Anlamsızca yüzüne baktım, ne yani bilmemezlikten mi geliyordu? "Evet, hatta sonra odama geldin; kokunu hatırlıyorum." Kaşlarını çatarak öylece taş betona odaklandı. "Evet odana geldim ama ben geldiğimde uyuyordun. Yani ondan öncesinde seni görmedim, üzerini çıkarttırmadım, asla da öyle bir şey yapmam."

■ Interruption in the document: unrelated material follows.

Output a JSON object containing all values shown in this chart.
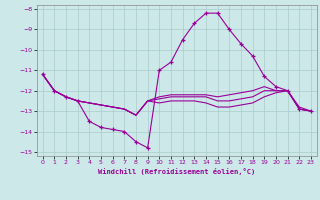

"Sen yapmadıysan kim yaptı peki?" Tek elini çenesine götürerek temiz cildini ovaladı. "Bugün seni o eve götürenle aynı kişi olmalı."

Harika (!) Hiç yoktan kimliği belirsiz sapık bir vampir edinmiştim. Aklıma gelen başka bir ayrıntıyla gözlerimi rengi değişmiş, bu sefer de ela rengine dönmüş gözlerine çevirdim. "Sen benim odamda ne arıyordun?"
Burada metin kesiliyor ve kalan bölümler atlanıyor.